• Application Note

High Definition Imaging Software: New “Data Processing” Functionality

High Definition Imaging Software: New “Data Processing” Functionality

  • Philippa J Hart
  • Mark Towers
  • Emmanuelle Claude
  • Waters Corporation

This is an Application Brief and does not contain a detailed Experimental section.

Abstract

This technology brief demonstrates the newly integrated data-processing capability of Waters High Definition Imaging Software (HDI), version 1.4. Datasets of different mass spectrometry modalities (such as DESI and MALDI) are processed consecutively with user-defined settings.

The workflow for processing MS imaging data has been simplified and is entirely performed within HDI, avoiding the need for further use of MassLynx Software. Simultaneous batch processing of multiple datasets with different experiment types is possible. Users can process the same imaging dataset under a variety of different parameters, with the option to create a new file each time. Finally, HDI 1.4 improves mass accuracy with a new internal lock mass function implemented for MALDI and DESI datasets.

Benefits

  • Processing single or multiple MS imaging datasets of varying modalities within HDI 1.4.

Introduction

Mass spectrometry imaging (MSI) is gaining popularity in the field of analytical science. Waters offers both MALDI- and DESI-based imaging configurations on the SYNAPT G2-Si Mass Spectrometer, as well as DESI-based imaging configurations on Xevo G2-XS instruments. As MSI becomes an established and widespread technique, software that is used for acquisition and subsequent manipulation of datasets must meet the requirements of end users.

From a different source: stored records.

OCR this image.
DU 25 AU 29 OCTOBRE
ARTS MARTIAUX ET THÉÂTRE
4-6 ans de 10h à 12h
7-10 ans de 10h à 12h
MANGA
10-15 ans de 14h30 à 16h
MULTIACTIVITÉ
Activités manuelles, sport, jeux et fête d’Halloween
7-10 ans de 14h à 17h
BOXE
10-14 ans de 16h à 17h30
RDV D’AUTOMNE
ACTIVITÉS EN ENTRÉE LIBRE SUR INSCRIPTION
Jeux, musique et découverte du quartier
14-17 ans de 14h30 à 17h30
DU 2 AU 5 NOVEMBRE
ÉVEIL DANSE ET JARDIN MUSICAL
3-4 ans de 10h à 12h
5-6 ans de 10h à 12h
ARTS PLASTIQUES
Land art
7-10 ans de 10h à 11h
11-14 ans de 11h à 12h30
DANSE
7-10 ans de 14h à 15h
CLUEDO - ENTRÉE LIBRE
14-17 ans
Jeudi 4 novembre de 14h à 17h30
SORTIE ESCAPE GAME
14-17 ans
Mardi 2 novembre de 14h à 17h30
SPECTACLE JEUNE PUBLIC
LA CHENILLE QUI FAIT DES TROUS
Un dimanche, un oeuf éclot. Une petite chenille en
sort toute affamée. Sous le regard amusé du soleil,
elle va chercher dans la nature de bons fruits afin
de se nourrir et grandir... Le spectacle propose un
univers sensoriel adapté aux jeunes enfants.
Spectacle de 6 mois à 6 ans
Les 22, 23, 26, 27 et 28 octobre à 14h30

Waters has developed an improved software solution: High Definition Imaging (HDI) Software, version 1.4. This software incorporates a new user interface to mine the processed MSI data, and is specifically designed to be user-friendly and intuitive. Many features and capabilities have been added in order to enable rapid, convenient data management.

Figure 1. HDI “Process” tab displaying multiple experiments loaded for simultaneous processing. 1A) Displays processing parameters for data without ion mobility. 1B) and 1C) show processing parameters for the same ion mobility dataset, where the processed filename has been changed to reflect processing of the 1000 most intense peaks and then 2000 peaks respectively. 1D) Shows all four loaded datasets selected for processing in batch mode.

Results and Discussion

Streamlined processing capabilities

With HDI 1.4 it is possible to process datasets of different experimental types. The individual datasets are initially loaded into the “Build Sample List” tab on the right, and their specific processing parameters are set up in the left-hand panel. This is done sequentially for each individual dataset loaded into the sample list.  In addition to simultaneous processing of different datasets, the same dataset may be processed multiple times with alternative processing parameters. To support this function, it is also possible to change the filename of the newly created processing file — thereby avoiding an overwrite of existing files (Figure 2). 

Fully integrated processing and re-processing

Raw data is now processed directly in HDI 1.4 (Figure 1D), so there is no need to use the MassLynx Application Manager, as was previously the case with this software. Also shown in Figure 1D, after processing is initiated, progress can be viewed in the live pane at the bottom of the screen. While data processing is running, it is possible to continue the mining and review of other (previously processed) datasets in the “Analysis” tab.

Improving mass accuracy for any MS imaging dataset

In addition to the external lock mass traditionally implemented for Waters MALDI imaging experiments, a new internal lock mass function has been implemented; this allows for reliable lock mass correction in both MALDI and DESI experiments.

Regardless of the method, the lock mass m/z is user-defined, along with the tolerance within which the lock mass peak is expected to appear. When using an internal lock mass, the user can input the desired sampling frequency and duration. In the case of the example shown in Figure 1, the software will look for the specified lock mass at one minute intervals  for a duration of 10 seconds throughout the dataset. 

Figure 2. HDI process tab showing two datasets of differing modalities loaded for batch processing – in this case, positive and negative DESI datasets. Highlighted in this example is the internal lock mass function, which can also be applied within HDI.

Conclusion

HDI Software, version 1.4, offers a number of improved features to benefit the researcher.

The workflow for processing MS imaging data has been simplified and is entirely performed within HDI, avoiding the need for further use of MassLynx Software. Simultaneous batch processing of multiple datasets with different experiment types is possible. Users can process the same imaging dataset under a variety of different parameters, with the option to create a new file each time. Finally, HDI 1.4 improves mass accuracy with a new internal lock mass function implemented for MALDI and DESI datasets.